Le mot avant la forme
Il y a une obsession dans le design graphique pour le visuel — normal, c'est notre métier. Mais la forme sans le mot, c'est une maison sans fondation. Elle peut tenir debout un moment, mais elle ne résiste pas à l'usage.
Le naming précède la typographie parce qu'un mot a une musicalité, une longueur, des ascendantes et des descendantes qui dictent la police. Choisir une Garamond pour un mot de deux syllabes dures, ça ne fonctionne pas de la même façon que pour un mot de cinq syllabes douces.
“Les mots sont des dessins que les gens lisent et des images que les gens entendent.”
— Paul Rand
La stratégie, ce n'est pas un document
Quand je parle de « commencer par les mots », je ne parle pas de remplir un cahier des charges. Je parle de se forcer à écrire une phrase — une seule — qui résume l'âme de la marque. Si on ne peut pas l'écrire, on ne peut pas la dessiner.

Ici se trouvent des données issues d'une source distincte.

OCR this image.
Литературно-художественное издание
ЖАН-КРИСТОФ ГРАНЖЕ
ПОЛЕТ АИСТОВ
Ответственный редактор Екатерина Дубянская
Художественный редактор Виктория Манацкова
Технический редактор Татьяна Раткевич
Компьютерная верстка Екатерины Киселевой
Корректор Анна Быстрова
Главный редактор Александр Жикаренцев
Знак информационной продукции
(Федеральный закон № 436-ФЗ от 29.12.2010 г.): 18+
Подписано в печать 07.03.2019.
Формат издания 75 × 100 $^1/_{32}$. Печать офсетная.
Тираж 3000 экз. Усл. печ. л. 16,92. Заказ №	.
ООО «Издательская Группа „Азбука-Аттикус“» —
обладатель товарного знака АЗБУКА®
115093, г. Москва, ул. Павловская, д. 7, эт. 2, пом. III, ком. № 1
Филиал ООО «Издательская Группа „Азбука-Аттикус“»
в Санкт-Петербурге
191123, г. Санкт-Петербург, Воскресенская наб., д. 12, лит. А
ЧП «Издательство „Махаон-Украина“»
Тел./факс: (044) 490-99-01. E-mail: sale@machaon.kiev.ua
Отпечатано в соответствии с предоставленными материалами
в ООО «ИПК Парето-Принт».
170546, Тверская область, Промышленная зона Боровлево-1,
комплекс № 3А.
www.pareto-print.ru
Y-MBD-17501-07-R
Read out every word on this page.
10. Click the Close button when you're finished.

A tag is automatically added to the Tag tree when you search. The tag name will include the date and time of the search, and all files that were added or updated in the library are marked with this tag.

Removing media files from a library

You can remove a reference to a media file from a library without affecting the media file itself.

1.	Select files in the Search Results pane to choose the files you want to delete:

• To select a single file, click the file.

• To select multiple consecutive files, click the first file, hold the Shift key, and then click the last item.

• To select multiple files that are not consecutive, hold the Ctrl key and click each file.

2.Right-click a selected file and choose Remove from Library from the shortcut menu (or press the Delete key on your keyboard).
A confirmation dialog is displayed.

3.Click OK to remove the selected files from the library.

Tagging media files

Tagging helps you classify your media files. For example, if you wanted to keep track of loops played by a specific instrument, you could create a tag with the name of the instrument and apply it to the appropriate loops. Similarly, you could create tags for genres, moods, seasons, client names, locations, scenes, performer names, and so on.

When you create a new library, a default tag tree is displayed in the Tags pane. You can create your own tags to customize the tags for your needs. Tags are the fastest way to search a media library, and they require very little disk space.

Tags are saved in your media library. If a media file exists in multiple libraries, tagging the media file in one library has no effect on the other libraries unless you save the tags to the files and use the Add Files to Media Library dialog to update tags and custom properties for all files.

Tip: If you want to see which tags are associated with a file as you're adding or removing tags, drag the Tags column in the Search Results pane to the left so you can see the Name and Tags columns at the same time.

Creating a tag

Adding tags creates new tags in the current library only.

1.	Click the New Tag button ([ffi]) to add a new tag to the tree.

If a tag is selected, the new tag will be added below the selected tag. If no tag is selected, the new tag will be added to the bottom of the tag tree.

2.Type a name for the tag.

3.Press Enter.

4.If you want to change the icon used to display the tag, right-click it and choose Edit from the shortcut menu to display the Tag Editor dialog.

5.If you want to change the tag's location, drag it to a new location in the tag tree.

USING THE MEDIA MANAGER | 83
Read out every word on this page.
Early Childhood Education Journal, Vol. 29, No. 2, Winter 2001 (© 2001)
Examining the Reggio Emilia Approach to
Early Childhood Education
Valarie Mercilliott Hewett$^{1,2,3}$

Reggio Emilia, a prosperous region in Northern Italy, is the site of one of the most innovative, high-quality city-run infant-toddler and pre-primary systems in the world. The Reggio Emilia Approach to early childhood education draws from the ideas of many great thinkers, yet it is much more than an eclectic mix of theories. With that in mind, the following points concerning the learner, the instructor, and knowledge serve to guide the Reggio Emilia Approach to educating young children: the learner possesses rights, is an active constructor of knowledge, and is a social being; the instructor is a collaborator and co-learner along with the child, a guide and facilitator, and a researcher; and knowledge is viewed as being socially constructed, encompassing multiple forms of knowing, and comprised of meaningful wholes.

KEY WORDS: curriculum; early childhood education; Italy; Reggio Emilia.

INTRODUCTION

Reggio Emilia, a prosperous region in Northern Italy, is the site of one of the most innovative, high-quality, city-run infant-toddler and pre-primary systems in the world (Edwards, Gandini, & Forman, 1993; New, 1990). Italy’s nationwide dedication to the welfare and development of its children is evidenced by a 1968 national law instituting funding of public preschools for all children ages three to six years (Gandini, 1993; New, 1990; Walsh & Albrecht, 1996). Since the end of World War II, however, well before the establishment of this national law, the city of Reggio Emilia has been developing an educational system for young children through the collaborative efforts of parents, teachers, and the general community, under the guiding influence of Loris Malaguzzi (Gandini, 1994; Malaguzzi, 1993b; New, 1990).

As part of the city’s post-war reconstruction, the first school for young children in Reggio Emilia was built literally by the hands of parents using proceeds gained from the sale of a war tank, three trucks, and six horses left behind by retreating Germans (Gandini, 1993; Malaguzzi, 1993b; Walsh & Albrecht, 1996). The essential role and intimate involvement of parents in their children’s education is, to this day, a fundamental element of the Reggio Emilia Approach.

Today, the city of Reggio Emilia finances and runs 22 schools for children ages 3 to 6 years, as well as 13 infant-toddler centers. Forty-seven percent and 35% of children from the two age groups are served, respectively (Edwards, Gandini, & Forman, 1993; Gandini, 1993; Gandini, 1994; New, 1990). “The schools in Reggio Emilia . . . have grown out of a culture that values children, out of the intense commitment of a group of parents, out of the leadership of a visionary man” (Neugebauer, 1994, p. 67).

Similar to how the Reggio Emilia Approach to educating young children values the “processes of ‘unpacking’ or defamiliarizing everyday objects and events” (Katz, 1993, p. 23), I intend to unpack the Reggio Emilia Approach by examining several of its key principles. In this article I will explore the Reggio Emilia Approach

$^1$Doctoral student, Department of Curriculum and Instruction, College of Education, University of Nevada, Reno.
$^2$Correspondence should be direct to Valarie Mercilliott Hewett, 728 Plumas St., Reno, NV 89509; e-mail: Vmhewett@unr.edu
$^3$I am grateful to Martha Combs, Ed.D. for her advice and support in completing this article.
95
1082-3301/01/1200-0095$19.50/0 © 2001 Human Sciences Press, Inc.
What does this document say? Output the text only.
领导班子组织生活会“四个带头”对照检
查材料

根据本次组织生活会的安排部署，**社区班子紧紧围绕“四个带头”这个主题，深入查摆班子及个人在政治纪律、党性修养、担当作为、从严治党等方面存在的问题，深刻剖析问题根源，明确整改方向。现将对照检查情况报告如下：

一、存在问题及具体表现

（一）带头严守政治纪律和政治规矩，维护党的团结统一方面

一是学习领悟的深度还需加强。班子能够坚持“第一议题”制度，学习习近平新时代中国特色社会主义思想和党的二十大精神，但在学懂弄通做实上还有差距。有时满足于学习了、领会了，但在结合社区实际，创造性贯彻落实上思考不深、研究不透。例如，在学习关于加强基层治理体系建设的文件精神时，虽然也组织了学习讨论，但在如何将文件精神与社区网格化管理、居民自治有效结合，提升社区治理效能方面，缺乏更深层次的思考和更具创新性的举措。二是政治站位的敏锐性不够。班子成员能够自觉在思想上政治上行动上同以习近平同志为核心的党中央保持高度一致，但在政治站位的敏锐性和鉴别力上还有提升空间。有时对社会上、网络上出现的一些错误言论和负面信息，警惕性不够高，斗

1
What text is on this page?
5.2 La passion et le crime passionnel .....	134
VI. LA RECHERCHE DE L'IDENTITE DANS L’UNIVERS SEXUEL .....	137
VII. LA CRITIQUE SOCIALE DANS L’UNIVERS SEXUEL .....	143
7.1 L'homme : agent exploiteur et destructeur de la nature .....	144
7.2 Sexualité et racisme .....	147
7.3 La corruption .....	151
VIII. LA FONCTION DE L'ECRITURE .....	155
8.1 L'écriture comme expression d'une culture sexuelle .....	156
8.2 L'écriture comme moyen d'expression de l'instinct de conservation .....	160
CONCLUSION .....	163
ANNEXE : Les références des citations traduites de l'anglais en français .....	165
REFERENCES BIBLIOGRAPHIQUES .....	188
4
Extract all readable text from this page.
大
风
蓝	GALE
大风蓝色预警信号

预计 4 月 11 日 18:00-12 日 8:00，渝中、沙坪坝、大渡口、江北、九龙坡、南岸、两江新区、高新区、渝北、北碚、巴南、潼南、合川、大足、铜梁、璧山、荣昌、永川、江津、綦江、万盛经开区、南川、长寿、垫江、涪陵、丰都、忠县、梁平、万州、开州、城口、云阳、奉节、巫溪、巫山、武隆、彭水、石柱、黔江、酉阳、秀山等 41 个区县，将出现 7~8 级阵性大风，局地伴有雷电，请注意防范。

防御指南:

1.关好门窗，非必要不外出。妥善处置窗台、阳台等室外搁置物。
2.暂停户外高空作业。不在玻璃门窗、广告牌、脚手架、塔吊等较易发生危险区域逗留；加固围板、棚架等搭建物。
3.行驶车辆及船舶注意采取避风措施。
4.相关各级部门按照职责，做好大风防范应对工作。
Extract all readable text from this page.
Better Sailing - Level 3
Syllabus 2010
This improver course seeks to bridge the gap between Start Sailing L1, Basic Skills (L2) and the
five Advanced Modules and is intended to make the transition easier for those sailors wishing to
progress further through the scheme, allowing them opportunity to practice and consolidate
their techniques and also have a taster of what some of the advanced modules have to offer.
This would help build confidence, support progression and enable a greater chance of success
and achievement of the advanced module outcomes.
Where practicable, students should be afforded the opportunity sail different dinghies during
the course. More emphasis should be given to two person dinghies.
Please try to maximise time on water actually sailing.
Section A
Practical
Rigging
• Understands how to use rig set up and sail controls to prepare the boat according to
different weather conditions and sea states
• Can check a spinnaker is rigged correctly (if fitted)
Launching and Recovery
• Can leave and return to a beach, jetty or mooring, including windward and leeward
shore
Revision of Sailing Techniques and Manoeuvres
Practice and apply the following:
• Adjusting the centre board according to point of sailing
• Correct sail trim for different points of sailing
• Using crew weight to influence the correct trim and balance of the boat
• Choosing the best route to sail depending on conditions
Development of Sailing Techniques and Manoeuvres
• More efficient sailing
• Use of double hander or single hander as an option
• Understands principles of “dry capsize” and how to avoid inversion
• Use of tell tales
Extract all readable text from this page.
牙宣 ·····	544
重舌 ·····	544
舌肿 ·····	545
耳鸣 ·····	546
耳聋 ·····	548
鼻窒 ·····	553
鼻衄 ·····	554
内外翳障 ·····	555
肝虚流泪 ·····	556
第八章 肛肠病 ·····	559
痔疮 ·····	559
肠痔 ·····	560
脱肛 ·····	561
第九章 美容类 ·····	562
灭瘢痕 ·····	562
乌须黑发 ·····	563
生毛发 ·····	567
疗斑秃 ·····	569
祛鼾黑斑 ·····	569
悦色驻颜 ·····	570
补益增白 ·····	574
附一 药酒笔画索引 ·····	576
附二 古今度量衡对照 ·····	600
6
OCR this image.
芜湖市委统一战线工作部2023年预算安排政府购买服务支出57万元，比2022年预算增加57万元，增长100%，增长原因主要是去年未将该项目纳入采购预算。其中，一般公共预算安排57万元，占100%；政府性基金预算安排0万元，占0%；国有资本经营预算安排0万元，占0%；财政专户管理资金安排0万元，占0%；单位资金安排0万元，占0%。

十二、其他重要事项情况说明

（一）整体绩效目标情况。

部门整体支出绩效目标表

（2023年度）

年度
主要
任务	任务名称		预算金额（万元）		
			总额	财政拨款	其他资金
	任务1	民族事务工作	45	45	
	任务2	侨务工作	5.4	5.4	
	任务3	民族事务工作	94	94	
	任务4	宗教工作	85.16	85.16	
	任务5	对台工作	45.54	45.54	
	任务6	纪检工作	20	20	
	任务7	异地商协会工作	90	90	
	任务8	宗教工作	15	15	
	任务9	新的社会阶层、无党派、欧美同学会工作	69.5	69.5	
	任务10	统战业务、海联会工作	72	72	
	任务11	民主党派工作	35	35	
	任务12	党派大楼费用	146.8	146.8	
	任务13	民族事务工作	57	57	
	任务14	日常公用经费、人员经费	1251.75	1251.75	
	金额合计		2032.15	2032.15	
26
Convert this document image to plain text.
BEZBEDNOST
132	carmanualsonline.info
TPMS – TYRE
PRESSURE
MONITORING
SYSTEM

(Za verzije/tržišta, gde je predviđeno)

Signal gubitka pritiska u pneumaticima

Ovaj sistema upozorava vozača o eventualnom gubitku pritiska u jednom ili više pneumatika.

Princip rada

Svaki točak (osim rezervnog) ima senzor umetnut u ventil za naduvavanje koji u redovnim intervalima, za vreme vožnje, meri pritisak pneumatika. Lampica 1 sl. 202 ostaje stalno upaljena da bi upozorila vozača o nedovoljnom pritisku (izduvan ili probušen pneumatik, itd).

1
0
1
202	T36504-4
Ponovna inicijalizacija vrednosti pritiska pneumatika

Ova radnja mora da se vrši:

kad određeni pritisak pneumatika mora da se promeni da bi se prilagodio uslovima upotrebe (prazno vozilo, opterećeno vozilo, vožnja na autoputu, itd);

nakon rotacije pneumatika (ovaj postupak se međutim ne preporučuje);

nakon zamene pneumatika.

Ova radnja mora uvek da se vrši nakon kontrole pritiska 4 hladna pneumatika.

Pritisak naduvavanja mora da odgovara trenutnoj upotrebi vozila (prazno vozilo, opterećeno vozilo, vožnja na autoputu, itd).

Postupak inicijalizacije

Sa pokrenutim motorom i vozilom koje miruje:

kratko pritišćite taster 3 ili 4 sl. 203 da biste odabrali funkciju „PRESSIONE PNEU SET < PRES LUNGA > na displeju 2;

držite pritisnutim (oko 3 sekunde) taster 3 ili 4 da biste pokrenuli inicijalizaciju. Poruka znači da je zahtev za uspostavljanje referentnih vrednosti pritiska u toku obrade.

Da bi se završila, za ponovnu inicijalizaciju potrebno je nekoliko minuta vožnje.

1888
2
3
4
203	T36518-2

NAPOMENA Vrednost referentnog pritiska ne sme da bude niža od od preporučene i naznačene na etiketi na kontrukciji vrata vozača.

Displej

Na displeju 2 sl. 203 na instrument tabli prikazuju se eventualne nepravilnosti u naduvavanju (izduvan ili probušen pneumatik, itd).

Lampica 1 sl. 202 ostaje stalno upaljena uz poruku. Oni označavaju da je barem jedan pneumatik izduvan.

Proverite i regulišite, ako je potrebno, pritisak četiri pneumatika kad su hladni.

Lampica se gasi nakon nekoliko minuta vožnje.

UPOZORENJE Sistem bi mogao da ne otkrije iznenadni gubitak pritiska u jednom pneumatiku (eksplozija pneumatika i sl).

Cette phrase devient le filtre de toutes les décisions visuelles. Couleur trop douce pour une marque qui se veut incisive ? On coupe. Typographie trop décorative pour une marque industrielle ? On coupe. Le mot est le juge.

Ce que ça change concrètement
Le temps de briefing augmente. Les allers-retours diminuent. Les clients valident plus vite parce qu'ils ont eux-mêmes participé à poser les mots — ils reconnaissent leur marque quand ils la voient.
Et moi, je travaille avec moins d'hésitation. Chaque choix graphique a une justification qui ne dépend pas du goût — elle dépend de la phrase. Ce n'est plus « j'aime / j'aime pas », c'est « ça correspond / ça ne correspond pas ».